Working in the dairy, we have Richard our head cheese maker and Adam our assistant cheese maker. Neither of them need to go to gym because a days cheese making is a serious work out with about 600 kilos of curd being moved by hand several times.
Making the cheese is an unusual blend of art and science. Getting the right temperatures and acidities throughout the process is vital. The cheese maker also needs to have a really good feel for the curd because it is this, that determines when the whey is drained off. This is critical for getting the right texture and our distinctive flavour.
Unpasteurised (raw) milk from the afternoon milking is held in a bulk tank and kept at chill temperature overnight. In the morning the cold milk from the previous evening’s milking is piped into the cheese vat and to it, the warm morning milk is added directly from the milking parlour. Initially starter culture is introduced to turn the milk sugars (lactose) to lactic acid. Then traditional animal rennet is introduced to the milk (1 litre to 5000 litres of milk) to separate the curds from the whey, after which the milk is heated to a temperature of about 41°C.
Once the curd has set into a junket, it is cut with knives until it is the size of a pea.
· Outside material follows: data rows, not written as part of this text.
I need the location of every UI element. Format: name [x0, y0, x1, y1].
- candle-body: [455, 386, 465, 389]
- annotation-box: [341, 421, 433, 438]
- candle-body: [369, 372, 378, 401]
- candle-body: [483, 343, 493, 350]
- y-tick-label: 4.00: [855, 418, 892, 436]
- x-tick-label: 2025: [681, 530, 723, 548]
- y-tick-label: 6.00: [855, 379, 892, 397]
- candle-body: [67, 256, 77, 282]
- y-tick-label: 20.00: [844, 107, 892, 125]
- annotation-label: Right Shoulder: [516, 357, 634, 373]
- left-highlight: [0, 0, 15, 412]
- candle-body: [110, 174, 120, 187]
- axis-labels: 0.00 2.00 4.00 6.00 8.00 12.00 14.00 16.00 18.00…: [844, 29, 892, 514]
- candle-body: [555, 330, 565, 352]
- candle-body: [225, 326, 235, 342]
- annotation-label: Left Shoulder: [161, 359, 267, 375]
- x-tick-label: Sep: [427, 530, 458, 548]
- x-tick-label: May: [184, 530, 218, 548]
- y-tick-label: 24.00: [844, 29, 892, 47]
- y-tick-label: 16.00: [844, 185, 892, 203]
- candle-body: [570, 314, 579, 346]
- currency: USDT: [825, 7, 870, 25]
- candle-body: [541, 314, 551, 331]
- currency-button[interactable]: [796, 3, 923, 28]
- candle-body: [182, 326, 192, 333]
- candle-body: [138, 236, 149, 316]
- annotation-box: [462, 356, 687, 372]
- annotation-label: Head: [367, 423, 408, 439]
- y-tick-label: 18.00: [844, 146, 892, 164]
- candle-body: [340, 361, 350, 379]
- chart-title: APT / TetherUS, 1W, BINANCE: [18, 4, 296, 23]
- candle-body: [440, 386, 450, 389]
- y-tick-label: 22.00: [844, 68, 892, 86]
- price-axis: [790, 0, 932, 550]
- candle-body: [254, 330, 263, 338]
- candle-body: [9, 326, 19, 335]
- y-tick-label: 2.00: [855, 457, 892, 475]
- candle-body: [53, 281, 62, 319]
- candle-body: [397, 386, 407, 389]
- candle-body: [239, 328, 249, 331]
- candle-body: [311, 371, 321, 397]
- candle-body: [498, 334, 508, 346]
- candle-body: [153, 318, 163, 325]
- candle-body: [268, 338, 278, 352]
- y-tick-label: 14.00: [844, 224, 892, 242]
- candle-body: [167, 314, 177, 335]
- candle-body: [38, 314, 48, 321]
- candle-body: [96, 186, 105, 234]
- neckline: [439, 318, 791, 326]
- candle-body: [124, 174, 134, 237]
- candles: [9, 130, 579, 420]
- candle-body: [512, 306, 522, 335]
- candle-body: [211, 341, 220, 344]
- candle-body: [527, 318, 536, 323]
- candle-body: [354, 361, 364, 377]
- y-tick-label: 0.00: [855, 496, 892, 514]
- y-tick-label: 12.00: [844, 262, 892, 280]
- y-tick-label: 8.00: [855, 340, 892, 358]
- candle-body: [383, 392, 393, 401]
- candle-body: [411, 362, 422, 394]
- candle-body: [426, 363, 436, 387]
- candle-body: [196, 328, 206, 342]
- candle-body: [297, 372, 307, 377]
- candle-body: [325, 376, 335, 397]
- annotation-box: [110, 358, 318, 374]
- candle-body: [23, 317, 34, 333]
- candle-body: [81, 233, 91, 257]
The vat is then stirred for about an hour until the individual bits of curd are about the size of a grain of wheat.
The whey is then drained off to leave a mat of curd at the bottom of the vat. This is cut and piled in to blocks three times (cheddaring) and then milled into chip sized pieces.
Salt is then added and mixed in by hand (very hard work!). The cheese moulds are then filled with 20kg of salted mixed curd and pressed for 36 hours.
Finally, truckles are turned out and matured on wooden boards for 12-24 months, being turned regularly to ensure even maturation throughout each cheese.